问题
We have a Solr core that has about 250 TrieIntField
s (declared as dynamicField
). There are about 14M docs in our Solr index and many documents have some value in many of these fields. We have a need to sort on all of these 250 fields over a period of time.
The issue we are facing is that the underlying lucene fieldCache
gets filled up very quickly. We have a 4 GB box and the index size is 18 GB. After a sort on 40 or 45 of these dynamic fields, the memory consumption is about 90% and we start getting OutOfMemory errors.
For now, we have a cron job running every minute restarting tomcat if the total memory consumed is more than 80%.
From what I have read, I understand that restricting the number of distinct values on sortable Solr fields will bring down the fieldCache
space. The values in these sortable fields can be any integer from 0 to 33000 and quite widely distributed. We have a few scaling solutions in mind, but what is the best way to handle this whole issue?

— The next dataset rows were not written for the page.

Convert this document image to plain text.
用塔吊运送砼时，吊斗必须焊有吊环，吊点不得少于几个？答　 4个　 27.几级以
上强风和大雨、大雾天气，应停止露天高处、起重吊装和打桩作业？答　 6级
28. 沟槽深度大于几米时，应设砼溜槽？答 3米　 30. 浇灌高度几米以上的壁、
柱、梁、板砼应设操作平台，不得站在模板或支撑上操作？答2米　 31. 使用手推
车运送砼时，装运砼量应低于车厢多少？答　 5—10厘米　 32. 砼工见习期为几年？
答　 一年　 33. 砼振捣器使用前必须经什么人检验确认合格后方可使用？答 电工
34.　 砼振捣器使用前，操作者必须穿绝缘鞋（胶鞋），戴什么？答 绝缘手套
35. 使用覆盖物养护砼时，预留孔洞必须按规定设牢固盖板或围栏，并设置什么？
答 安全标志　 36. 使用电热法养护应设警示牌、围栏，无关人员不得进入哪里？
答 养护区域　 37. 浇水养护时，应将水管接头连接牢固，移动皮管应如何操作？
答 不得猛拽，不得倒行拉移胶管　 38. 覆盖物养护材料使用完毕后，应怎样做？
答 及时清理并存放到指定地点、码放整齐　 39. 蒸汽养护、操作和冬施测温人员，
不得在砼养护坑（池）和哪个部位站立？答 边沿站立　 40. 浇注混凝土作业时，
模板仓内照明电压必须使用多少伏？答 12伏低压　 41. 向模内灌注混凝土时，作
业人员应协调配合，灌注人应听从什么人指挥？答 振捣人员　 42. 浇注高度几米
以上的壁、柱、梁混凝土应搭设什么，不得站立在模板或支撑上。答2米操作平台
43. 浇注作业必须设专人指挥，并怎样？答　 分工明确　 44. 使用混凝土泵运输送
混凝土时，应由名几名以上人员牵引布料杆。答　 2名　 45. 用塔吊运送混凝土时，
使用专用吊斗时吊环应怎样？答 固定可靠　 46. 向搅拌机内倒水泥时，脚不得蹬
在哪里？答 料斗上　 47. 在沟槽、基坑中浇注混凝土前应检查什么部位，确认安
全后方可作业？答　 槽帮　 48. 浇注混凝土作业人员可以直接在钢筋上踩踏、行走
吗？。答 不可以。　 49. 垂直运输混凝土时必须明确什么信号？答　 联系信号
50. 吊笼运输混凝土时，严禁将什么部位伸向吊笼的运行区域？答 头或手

UPDATE: We thought instead of sorting, if we did boosting it won't go to fieldCache. So instead of issuing a query like
select?q=name:alba&sort=relevance_11 desc
we tried
select?q={!boost relevance_11}name:alba
but unfortunately boosting also populates the field cache :(
回答1:
I think you have two options:
1) Add more memory.
2) Force Solr not to use the field cache by specifying facet.method=enum
, as per documentation.
There's also a solr-user mailing list thread discussing the same problem.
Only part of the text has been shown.